Starting on April 26, the city Department of Transportation is launching the 181st Street Busway. The half-mile stretch of busway will bring faster bus speeds to 66,000 daily riders in Washington Heights, in the latest project in Mayor de Blasio’s Better Buses initiative announced last June.
The project follows the success of similar projects on Jay Street in downtown Brooklyn, 14th Street in Manhattan, and Flushing-Main Street in Queens. The 181st Street Busway will bring transit and truck priority on the road between Broadway and Amsterdam Avenue in the eastbound direction, and Amsterdam Avenue to Wadsworth Avenue in the westbound direction. Through traffic will be limited to buses, trucks, and emergency vehicles — cars, taxis, and vans must make the next available right turn off the busway. Local access and parking are allowed, with improved truck loading and parking meter regulations.
As one of the busiest and most congested corridors in Manhattan, the 181st Street busway average bus speeds of less than 4mph, causing unreliable service for commuters trying to make connections to the A or 1 trains, six other MTA bus routes and the Port Authority’s George Washington Bridge bus terminal. The project aims to increase the speed of the buses, therefore increasing reliability, calming traffic, and improving truck travel while still maintaining local access to support businesses and services.
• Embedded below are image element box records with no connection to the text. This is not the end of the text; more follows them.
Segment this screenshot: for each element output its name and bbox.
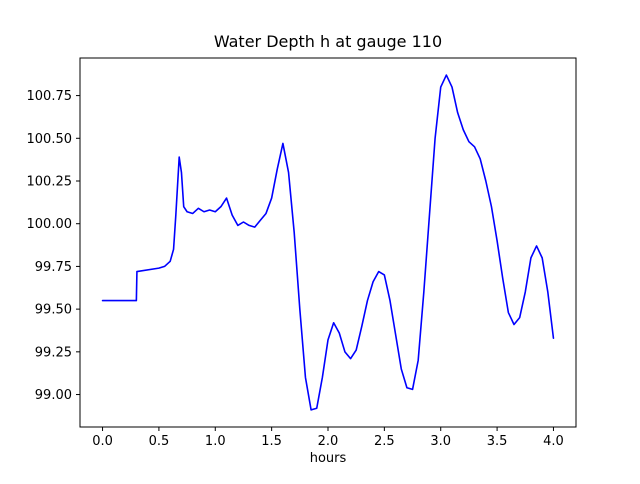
y-tick-label: 99.00 bbox=[35, 388, 72, 403]
x-tick-label: 2.0 bbox=[318, 434, 339, 449]
y-tick-label: 99.25 bbox=[35, 345, 72, 360]
x-tick-label: 1.0 bbox=[205, 434, 226, 449]
x-tick-label: 1.5 bbox=[261, 434, 282, 449]
x-axis-label: hours bbox=[310, 451, 347, 466]
x-tick-label: 3.5 bbox=[487, 434, 508, 449]
x-tick-label: 2.5 bbox=[374, 434, 395, 449]
x-tick-label: 0.0 bbox=[92, 434, 113, 449]
axis-ticks: 0.0 0.5 1.0 1.5 2.0 2.5 3.0 3.5 4.0 99.00 99.25 99.… bbox=[27, 89, 564, 449]
plot-border bbox=[79, 57, 577, 428]
y-tick-label: 100.00 bbox=[27, 217, 73, 232]
data-series bbox=[101, 74, 555, 411]
y-tick-label: 100.75 bbox=[27, 89, 73, 104]
y-tick-label: 99.50 bbox=[35, 303, 72, 318]
y-tick-label: 100.25 bbox=[27, 175, 73, 190]
x-tick-label: 3.0 bbox=[430, 434, 451, 449]
chart-title: Water Depth h at gauge 110 bbox=[214, 32, 442, 51]
axes-frame bbox=[79, 57, 577, 428]
x-tick-label: 4.0 bbox=[543, 434, 564, 449]
x-tick-label: 0.5 bbox=[149, 434, 170, 449]
y-tick-label: 99.75 bbox=[35, 260, 72, 275]
plot-line-water-depth-h bbox=[101, 74, 555, 411]
y-tick-label: 100.50 bbox=[27, 132, 73, 147]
The NYPD will provide traffic enforcement as well as inform motorists about the new regulations after the busway launches. The DOT will also install bus lane cameras in the coming weeks. For the first 60 days following their installation, the DOT will issue warning letters to registered vehicle owners who violate the new regulations, before beginning to mail out violations with fines.
A Community Advisory Board was formed by the DOT to guide the project before, during and after implementation. The DOT also met with Community Board 12, the Washington Heights BID, local elected officials, and small businesses about the project.